Really, really, really should do this.

  Else
    Raise New RuntimeException("Could not convert to UTF-8")

  End If
1 Like

@Kem_Tekinay

I’m not sure I agree in the case of an Extends function, but I’m open to being persuaded as to why this is better.

The first time mysql has been mentioned in this topic.

1 Like

When there is the potential for a fundamental failure, you want that failure to get “loud”. Remember, you might return to this code in 6 months or 6 years and not remember that it is substituting the original string with something else.

If you don’t want to risk that disruption, then return the original string with its nil encoding. But don’t silently change your data.

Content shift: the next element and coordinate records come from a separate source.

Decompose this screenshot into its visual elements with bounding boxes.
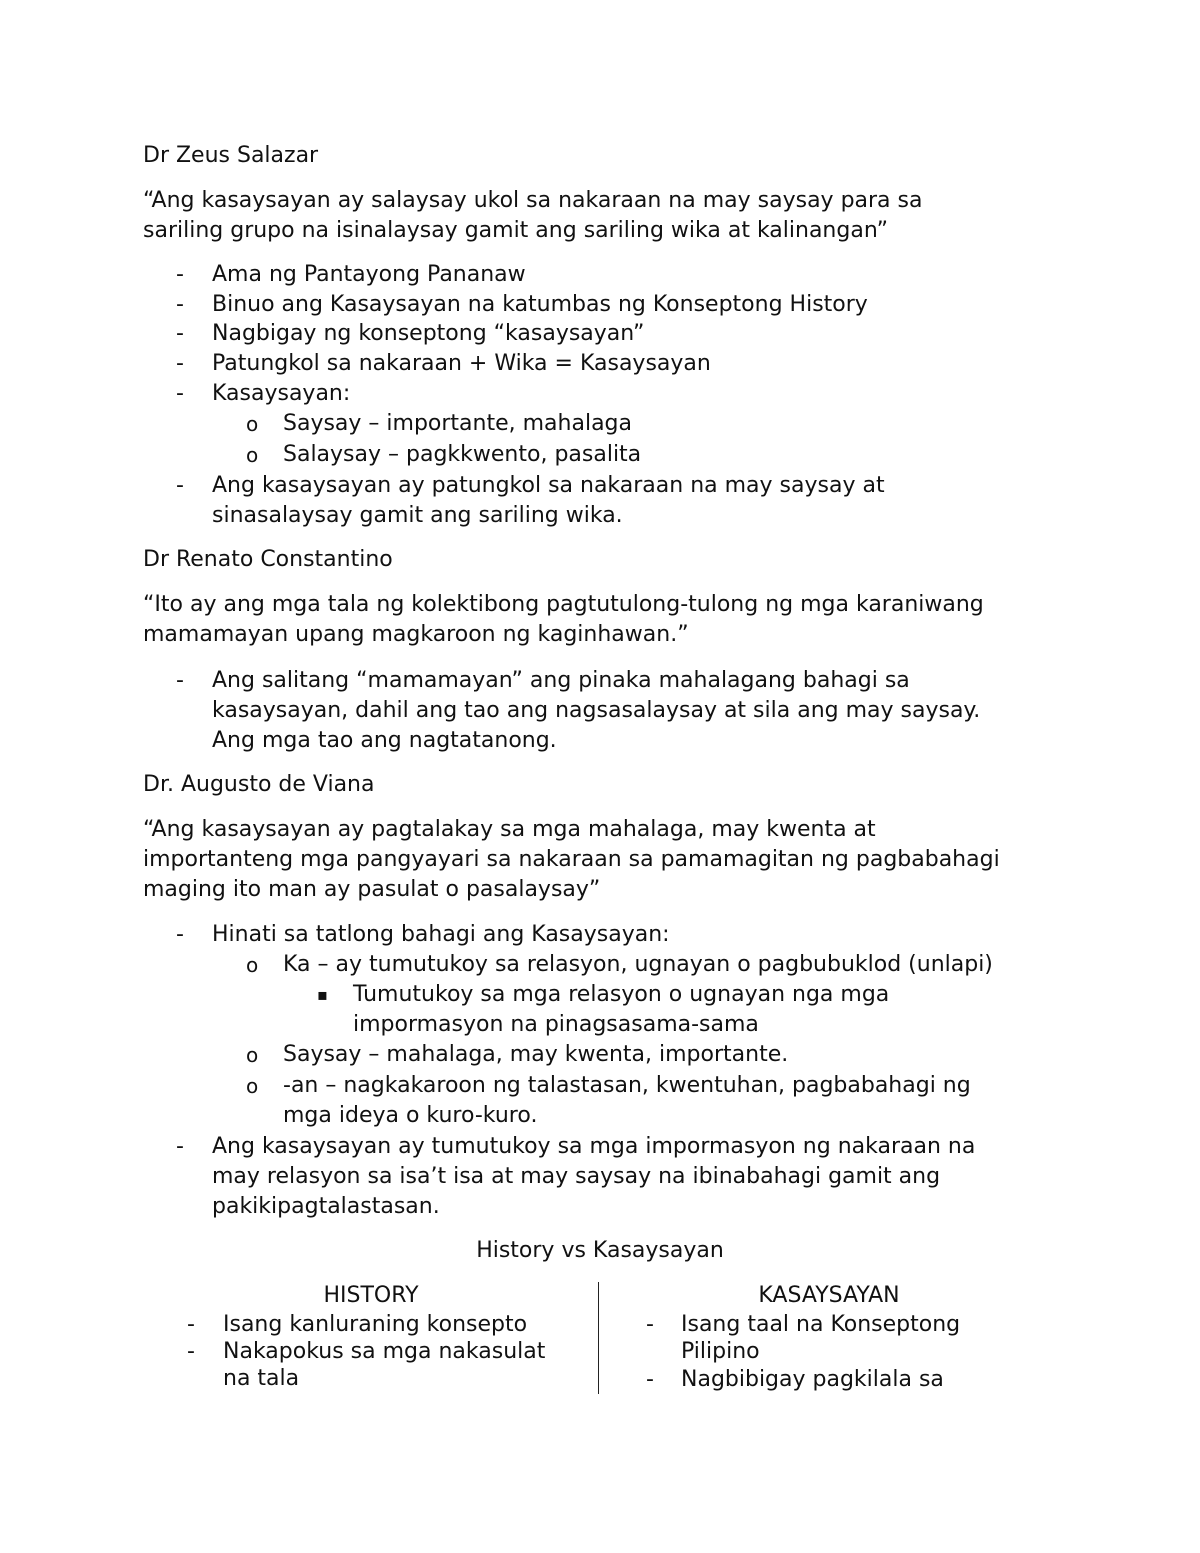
circle-bullet: o bbox=[246, 412, 259, 436]
viana-bullet2-line3: pakikipagtalastasan. bbox=[212, 1194, 440, 1219]
dash-bullet: - bbox=[176, 292, 184, 317]
constantino-bullet1-line3: Ang mga tao ang nagtatanong. bbox=[212, 728, 557, 753]
salazar-quote-line2: sariling grupo na isinalaysay gamit ang sariling wika at kalinangan” bbox=[143, 218, 888, 243]
viana-bullet2-line1: Ang kasaysayan ay tumutukoy sa mga impormasyon ng nakaraan na bbox=[212, 1134, 976, 1159]
kasaysayan-item1-line2: Pilipino bbox=[681, 1339, 760, 1364]
dash-bullet: - bbox=[646, 1367, 654, 1392]
salazar-bullet4: Patungkol sa nakaraan + Wika = Kasaysayan bbox=[212, 351, 711, 376]
viana-subsub1-line1: Tumutukoy sa mga relasyon o ugnayan nga mga bbox=[353, 982, 890, 1007]
viana-sub1: Ka – ay tumutukoy sa relasyon, ugnayan o pagbubuklod (unlapi) bbox=[283, 952, 993, 977]
dash-bullet: - bbox=[187, 1339, 195, 1364]
dash-bullet: - bbox=[176, 262, 184, 287]
constantino-heading: Dr Renato Constantino bbox=[143, 547, 393, 572]
salazar-bullet6-line1: Ang kasaysayan ay patungkol sa nakaraan na may saysay at bbox=[212, 473, 885, 498]
viana-heading: Dr. Augusto de Viana bbox=[143, 772, 375, 797]
dash-bullet: - bbox=[176, 1134, 184, 1159]
salazar-bullet2: Binuo ang Kasaysayan na katumbas ng Konseptong History bbox=[212, 292, 868, 317]
history-header: HISTORY bbox=[323, 1283, 419, 1308]
constantino-bullet1-line1: Ang salitang “mamamayan” ang pinaka mahalagang bahagi sa bbox=[212, 668, 910, 693]
circle-bullet: o bbox=[246, 953, 259, 977]
viana-subsub1-line2: impormasyon na pinagsasama-sama bbox=[353, 1012, 759, 1037]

Very good point. Updated function:

Public Function as_utf8_string(extends s as String) As String
  Select Case s.Encoding
  Case Encodings.UTF8
    // Don't modify if it's already UTF8
    Return s
    
  Case Nil
    // Just set if it's not set; if the string is not actually UTF8, this may break things
    If Encodings.UTF8.IsValidData(s) Then
      Return s.DefineEncoding(Encodings.UTF8)
      
    Else
      // Raise an exception
       Raise New RuntimeException("Could not conver stringt to UTF-8 at: " + CurrentMethodName)
      //And leave the string as is
      Return s
      //changing the string to indicate an error could cause hard-to-track-down bugs,
      //where the string is changed and doesn't break the program, but breaks *the functionality*
      
      //see discussion here:
      //https://forum.xojo.com/t/accents-issue/83014/14
      
    End If
  Case Else
    // otherwise, convert
    Return ConvertEncoding(s, Encodings.UTF8)
    
  End Select
End Function

The Exception will exit the function so you will never hit that “Return s”. It doesn’t hurt anything, but it won’t do anything either.

1 Like

You also have typos in your exception message.